悔しい思いを胸に3度目のリオを目指す練習過程で、故郷を離れ、岡山市内の職業訓練校で学んでいた佐藤と生馬と出会う。自身の練習のかたわら、二人の練習にもアドバイスを送るうちに、二人のアスリートとしての才能に気づき、社長に直談判し、昨秋、二人をあいついで自社に入社させた。さらに、社内クラブまで設立したのは、伸び盛りの若い二人に少しでも充実した練習環境を提供したいという思いからだ。そのベースには北京、ロンドンへの道中で、「練習環境を整えれば、結果は出る。ただし、職業など生活の基盤が不可欠。きちんとした枠組みが必要だ……」という、松永自身が実感した思いがある。

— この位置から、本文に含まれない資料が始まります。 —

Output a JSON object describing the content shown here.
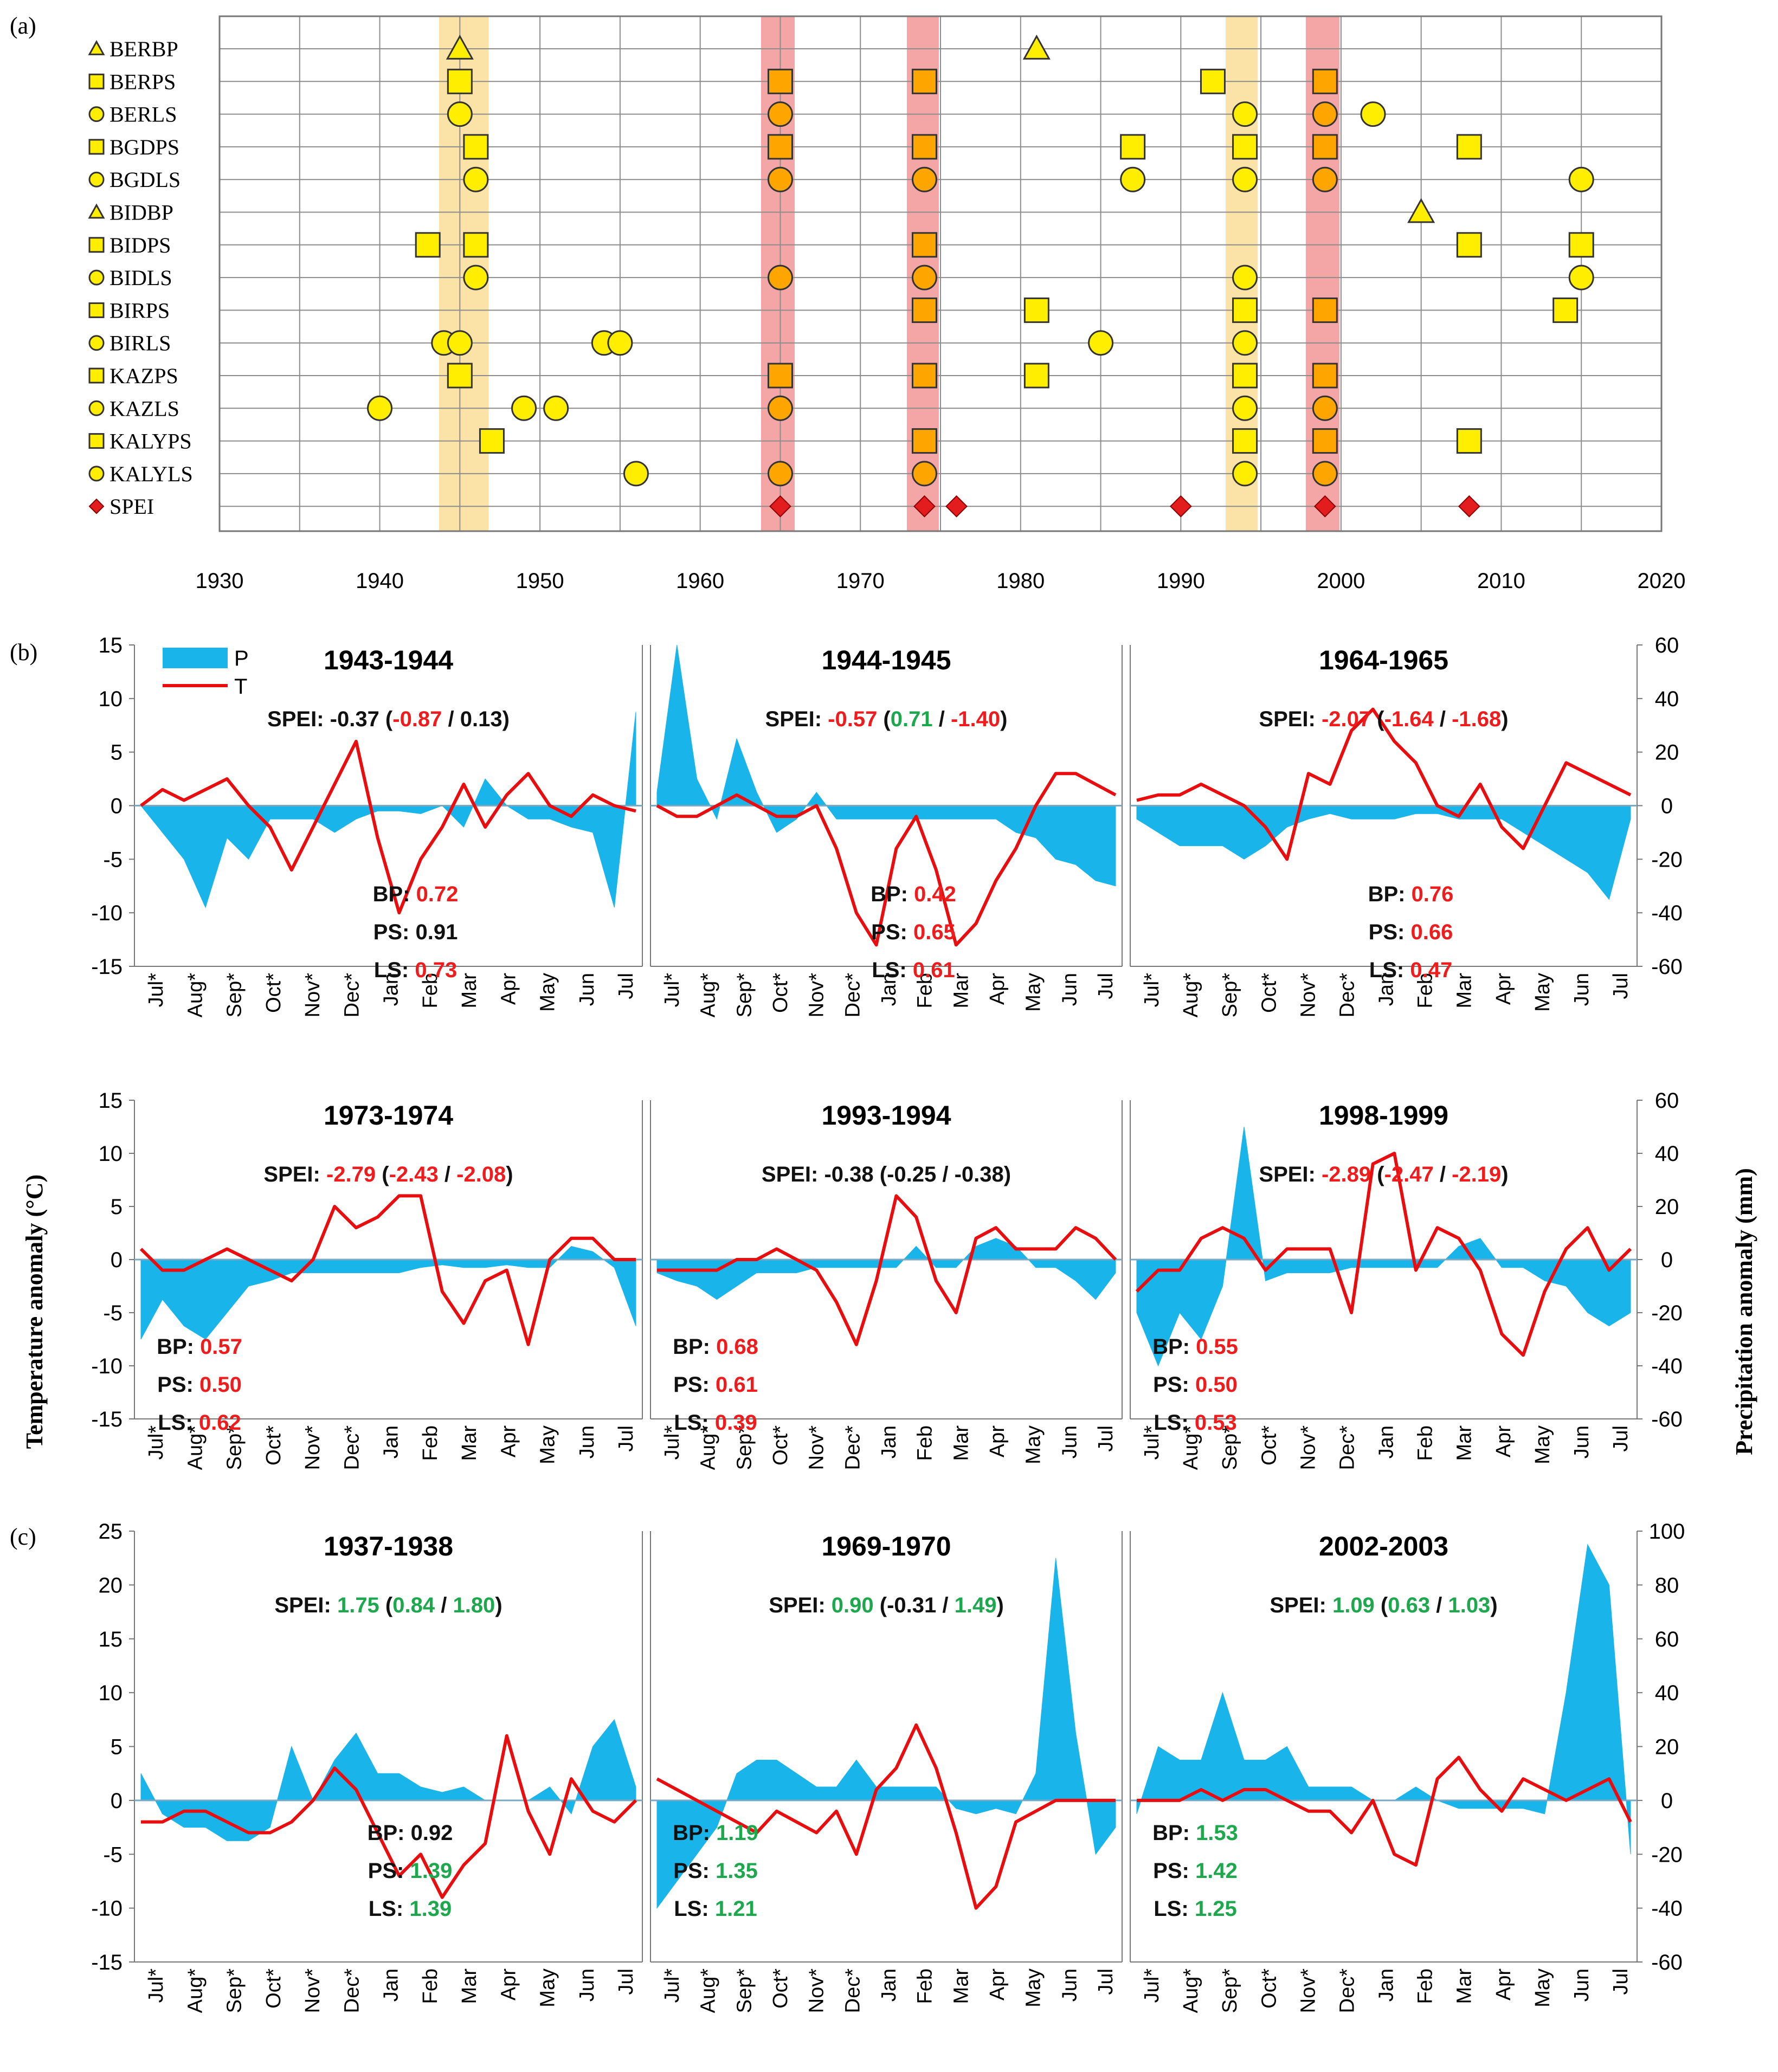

実際、二人とも松永と練習を始めて以降、めきめきと実力をつけている。生馬は日々成長が見え、来春には国際戦デビューを予定している。リオ切符を射止めた佐藤は、「この半年でビックリするほど成長できたのは監督のおかげ。リオに一緒に行けるのも心強いし、嬉しい」と話していた。

日々の練習で、佐藤や生馬の競技に取り組む純粋な姿勢に、松永自身も競技をはじめた頃のがむしゃらだった自分を重ね、初心に還ることができるという。

こだわり続けた400mで世界の強豪たちに真っ向勝負

そうして迎えたリオパラリンピックで、松永は2種目にエントリー。特にこだわってきたのが、400mだ。終始セパレートコースでレースが進むのでかけ引きがなく、地力がないと勝てない。真の力勝負に心惹かれたのだ。4年間ストイックに競技に取り組み、“史上最強の自分”という手応えとともに、リオの地で世界の強豪たちに真っ向勝負を挑んだが、残念ながらまたも決勝進出はならなかった。「走った感触は悪くなかったが、力不足。それに尽きる結果」と悔しさをにじませつつ、たどってきた道のりには納得の表情を見せた。

松永は、諦めず、食らいつく走りで、日本チームにも力を与えるつもりだ。